MS/MS^ALL with SWATH acquisition is a data-independent acquisition strategy that generates high resolution MS/MS spectra for all detectable analytes in a biological sample within a pre-defined mass range. This technique enables high specificity MRM-like quantitation by extracting high resolution product ions of target analytes.

To evaluate SWATH as a proteome profile differential analysis technique, we acquired two sets of SWATH-MS data using two TripleTOF 5600 mass spectrometers for samples of human K562 whole cell protein digest spiked with 0.1%, 0.5%, 2%, 5% and 10% yeast protein digest. We extracted SWATH data using single IDA run library, comprehensive sample and instrument specific library, comprehensive sample specific library from other instrument, as well as publicly available generic libraries. We tested the effect of using different libraries to the quantitation results and determined the cut-off thresholds which would generate most true positives and most true negatives with least false positives reports for differential expressed protein discovery. The quantitation accuracy was also examined.
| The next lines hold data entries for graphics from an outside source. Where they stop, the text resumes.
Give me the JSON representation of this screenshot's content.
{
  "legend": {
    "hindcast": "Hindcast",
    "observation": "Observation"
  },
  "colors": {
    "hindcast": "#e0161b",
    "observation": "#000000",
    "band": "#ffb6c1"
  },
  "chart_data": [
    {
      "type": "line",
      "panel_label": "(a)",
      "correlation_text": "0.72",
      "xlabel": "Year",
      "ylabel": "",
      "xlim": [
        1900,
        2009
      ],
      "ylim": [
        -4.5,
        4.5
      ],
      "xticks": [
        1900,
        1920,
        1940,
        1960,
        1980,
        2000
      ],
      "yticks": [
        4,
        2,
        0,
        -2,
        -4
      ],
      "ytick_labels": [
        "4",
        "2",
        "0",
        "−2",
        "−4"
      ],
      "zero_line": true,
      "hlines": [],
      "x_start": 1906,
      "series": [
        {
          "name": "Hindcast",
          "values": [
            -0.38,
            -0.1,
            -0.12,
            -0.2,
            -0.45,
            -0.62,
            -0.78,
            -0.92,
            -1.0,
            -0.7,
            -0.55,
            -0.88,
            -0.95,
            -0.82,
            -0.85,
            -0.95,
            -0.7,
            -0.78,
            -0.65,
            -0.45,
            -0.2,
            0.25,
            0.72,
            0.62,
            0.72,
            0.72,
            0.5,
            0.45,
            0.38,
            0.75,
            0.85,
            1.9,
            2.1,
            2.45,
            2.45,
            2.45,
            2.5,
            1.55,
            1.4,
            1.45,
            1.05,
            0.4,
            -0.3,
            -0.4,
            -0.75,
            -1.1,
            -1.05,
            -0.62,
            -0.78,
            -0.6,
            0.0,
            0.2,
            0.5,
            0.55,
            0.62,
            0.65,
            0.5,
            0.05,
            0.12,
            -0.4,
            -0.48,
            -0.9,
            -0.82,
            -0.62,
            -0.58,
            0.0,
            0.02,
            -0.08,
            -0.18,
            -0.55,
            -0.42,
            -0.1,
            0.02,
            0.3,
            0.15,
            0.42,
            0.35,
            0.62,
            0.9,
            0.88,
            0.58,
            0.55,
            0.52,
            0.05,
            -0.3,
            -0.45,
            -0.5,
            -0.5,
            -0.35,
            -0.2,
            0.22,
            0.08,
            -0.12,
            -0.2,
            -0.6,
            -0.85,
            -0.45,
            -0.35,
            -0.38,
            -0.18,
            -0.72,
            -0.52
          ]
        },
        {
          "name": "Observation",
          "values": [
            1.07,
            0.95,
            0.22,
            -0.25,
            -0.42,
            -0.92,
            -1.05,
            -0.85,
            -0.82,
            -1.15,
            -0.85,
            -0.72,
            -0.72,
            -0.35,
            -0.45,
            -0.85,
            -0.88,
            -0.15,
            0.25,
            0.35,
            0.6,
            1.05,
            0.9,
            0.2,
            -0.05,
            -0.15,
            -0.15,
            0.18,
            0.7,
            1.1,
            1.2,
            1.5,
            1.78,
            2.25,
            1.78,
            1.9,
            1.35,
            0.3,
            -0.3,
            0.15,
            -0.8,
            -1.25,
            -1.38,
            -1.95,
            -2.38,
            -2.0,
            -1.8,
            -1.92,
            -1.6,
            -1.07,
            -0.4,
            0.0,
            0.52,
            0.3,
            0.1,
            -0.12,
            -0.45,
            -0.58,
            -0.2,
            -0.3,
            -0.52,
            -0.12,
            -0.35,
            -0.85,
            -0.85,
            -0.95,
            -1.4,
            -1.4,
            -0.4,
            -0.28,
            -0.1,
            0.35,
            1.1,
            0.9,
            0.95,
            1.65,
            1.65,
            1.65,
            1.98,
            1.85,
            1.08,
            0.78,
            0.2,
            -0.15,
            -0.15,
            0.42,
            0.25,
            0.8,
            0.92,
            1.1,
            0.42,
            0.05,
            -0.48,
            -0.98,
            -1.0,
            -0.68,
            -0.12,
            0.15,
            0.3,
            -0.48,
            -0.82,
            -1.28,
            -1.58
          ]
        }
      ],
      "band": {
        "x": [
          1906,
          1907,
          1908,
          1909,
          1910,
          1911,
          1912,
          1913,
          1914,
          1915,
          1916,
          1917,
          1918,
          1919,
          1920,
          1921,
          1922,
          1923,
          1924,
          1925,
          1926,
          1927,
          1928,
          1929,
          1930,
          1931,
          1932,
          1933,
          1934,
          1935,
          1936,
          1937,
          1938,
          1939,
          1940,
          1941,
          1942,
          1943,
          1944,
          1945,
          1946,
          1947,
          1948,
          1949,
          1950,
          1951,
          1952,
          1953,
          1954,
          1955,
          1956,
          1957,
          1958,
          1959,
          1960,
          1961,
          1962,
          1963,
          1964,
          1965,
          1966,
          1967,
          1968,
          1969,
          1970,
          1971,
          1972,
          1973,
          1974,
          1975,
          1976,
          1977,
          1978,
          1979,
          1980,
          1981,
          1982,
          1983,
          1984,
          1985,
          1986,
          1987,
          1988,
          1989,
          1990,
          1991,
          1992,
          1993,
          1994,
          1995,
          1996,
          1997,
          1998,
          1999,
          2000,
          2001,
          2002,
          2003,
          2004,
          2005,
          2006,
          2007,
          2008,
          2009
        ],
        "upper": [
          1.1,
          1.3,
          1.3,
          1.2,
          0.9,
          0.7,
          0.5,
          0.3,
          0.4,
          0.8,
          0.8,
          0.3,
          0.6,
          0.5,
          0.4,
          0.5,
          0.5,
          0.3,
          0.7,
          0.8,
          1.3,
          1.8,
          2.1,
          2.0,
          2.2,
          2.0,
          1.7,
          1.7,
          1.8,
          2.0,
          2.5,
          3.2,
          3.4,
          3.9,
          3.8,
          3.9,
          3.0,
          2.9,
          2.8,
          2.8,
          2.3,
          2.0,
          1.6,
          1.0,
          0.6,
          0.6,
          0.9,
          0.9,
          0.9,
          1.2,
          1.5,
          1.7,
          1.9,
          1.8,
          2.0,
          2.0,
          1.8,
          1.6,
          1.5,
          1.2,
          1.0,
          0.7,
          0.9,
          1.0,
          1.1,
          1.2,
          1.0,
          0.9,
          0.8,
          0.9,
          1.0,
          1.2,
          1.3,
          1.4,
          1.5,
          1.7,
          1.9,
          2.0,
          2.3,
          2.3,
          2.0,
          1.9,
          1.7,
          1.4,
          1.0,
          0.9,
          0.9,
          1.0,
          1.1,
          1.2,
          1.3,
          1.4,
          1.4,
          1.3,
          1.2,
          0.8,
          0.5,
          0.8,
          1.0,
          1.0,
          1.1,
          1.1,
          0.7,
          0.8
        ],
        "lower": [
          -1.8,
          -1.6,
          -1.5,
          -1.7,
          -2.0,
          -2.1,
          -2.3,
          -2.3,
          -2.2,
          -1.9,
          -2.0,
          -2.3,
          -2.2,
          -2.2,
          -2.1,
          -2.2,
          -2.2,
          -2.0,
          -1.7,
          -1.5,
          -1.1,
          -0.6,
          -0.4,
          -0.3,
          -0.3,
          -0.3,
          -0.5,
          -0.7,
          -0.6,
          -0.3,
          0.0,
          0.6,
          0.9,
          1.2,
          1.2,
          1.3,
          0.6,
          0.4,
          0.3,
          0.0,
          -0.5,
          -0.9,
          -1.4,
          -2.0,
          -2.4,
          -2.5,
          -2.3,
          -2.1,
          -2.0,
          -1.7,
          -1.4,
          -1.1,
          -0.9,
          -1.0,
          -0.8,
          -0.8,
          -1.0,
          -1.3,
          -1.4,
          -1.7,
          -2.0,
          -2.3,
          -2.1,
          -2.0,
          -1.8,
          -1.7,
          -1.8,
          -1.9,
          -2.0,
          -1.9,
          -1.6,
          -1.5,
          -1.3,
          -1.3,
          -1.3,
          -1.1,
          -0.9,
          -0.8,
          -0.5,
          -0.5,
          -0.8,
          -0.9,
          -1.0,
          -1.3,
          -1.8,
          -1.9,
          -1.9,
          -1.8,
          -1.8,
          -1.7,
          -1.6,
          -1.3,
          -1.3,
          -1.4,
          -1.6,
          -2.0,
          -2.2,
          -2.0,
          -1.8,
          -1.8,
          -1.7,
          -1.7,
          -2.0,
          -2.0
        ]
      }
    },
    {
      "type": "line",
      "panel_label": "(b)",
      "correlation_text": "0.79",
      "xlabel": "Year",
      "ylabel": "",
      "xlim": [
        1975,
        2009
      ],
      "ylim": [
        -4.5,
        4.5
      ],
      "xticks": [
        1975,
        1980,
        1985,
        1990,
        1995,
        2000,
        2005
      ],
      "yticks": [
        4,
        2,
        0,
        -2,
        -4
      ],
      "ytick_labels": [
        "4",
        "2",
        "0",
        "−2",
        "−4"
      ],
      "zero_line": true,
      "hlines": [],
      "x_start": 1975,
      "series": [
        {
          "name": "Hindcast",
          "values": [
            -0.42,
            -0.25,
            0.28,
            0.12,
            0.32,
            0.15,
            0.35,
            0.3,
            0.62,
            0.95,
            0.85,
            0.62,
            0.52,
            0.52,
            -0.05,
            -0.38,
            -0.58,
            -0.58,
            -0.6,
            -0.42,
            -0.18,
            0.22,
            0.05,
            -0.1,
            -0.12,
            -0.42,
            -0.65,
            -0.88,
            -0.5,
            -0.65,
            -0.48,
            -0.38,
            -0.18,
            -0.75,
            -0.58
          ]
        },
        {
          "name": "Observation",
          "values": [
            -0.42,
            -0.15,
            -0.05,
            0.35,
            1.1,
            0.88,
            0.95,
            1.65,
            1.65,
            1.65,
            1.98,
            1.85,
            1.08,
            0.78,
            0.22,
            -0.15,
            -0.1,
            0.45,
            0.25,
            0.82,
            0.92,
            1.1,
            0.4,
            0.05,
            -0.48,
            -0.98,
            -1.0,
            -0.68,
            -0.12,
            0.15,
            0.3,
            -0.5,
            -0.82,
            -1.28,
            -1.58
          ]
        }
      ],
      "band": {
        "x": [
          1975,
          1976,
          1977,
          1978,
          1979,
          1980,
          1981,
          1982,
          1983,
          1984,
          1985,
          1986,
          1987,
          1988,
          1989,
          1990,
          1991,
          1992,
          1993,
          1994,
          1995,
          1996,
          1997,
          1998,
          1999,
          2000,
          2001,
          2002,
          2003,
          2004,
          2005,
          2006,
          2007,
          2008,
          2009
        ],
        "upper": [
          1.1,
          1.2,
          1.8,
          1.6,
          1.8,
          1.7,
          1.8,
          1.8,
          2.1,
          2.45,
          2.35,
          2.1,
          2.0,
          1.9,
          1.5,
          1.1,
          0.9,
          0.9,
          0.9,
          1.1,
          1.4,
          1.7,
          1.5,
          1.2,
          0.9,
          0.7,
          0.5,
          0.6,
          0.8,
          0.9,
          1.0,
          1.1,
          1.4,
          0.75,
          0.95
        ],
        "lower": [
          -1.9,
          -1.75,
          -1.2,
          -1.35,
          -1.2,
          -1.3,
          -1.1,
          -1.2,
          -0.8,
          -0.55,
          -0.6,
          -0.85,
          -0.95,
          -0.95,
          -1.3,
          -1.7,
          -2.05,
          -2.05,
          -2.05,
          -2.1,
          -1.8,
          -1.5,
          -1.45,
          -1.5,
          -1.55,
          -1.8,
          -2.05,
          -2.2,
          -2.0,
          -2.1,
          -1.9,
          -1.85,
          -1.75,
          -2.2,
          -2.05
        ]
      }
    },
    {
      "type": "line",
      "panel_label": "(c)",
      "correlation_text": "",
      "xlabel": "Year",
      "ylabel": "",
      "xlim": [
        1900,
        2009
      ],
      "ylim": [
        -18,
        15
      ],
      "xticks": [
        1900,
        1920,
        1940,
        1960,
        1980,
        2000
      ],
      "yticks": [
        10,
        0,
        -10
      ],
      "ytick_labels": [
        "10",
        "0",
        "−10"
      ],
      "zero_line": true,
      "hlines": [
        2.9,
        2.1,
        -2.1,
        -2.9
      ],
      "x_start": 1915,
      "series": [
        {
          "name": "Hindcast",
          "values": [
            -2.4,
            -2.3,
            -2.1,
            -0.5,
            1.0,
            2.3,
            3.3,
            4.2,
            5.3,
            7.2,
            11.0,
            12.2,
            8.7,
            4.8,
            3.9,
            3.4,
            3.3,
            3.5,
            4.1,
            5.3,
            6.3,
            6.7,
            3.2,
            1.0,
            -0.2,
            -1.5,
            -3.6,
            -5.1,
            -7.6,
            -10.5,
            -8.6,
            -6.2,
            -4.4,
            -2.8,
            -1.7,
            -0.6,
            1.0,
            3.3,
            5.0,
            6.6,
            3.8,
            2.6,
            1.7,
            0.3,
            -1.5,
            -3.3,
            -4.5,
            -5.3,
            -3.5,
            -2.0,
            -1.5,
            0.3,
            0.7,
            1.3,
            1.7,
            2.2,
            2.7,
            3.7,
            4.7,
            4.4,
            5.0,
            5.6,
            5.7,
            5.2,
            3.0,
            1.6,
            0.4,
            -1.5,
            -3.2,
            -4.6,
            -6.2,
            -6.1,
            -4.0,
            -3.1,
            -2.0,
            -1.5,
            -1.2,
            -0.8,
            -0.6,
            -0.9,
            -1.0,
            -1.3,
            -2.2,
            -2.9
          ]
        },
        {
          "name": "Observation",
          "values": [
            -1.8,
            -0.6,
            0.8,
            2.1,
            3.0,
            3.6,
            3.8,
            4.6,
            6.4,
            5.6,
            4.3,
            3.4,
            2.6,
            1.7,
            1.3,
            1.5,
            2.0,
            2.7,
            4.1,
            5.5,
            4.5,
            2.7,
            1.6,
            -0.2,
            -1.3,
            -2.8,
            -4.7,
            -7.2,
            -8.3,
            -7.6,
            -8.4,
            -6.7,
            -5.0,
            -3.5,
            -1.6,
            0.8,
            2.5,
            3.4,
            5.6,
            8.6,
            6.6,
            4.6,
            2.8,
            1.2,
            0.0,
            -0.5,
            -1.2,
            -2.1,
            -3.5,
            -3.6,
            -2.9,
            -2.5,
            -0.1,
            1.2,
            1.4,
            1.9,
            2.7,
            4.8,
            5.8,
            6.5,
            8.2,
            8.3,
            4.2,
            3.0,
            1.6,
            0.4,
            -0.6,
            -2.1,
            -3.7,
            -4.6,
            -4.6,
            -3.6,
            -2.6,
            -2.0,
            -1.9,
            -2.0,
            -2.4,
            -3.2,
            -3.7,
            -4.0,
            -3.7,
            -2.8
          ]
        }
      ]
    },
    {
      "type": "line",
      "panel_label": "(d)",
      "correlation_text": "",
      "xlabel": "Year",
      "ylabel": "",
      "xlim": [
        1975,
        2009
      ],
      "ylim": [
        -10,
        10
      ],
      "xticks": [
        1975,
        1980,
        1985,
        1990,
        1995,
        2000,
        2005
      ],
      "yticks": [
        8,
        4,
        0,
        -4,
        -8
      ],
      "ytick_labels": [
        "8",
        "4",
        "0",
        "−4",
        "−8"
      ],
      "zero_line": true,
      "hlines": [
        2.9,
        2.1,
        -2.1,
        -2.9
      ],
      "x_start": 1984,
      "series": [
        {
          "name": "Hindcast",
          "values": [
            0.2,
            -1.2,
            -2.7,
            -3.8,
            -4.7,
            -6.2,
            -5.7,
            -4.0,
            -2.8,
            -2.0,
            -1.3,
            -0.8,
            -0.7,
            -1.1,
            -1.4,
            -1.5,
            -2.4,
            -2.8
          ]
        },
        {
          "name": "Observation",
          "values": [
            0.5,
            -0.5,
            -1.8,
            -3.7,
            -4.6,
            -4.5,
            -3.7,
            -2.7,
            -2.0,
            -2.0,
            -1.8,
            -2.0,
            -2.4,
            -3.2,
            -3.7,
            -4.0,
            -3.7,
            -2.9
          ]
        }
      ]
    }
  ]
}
Our result demonstrated that it is feasible to extract SWATH data using comprehensive SWATH library built from IDA data acquired on different instruments or from publicly available MS/MS data. For our tested human protein spiked with 2% and 10% yeast samples, when a comprehensive generic library was used to extract SWATH-MS data and a cut-off threshold of protein fold change larger than 1.5 with protein area T-Test P-value smaller than 0.05, 3785 human proteins were quantified correctly as not changing in quantities between samples and 155 yeast proteins were correctly quantified as being changed in quantities with false positive discovery rate of 1.37%. We observed that false positive discovery rate would be significantly reduced with more stringent cut-off criteria that measure peptide area T-Test P-values.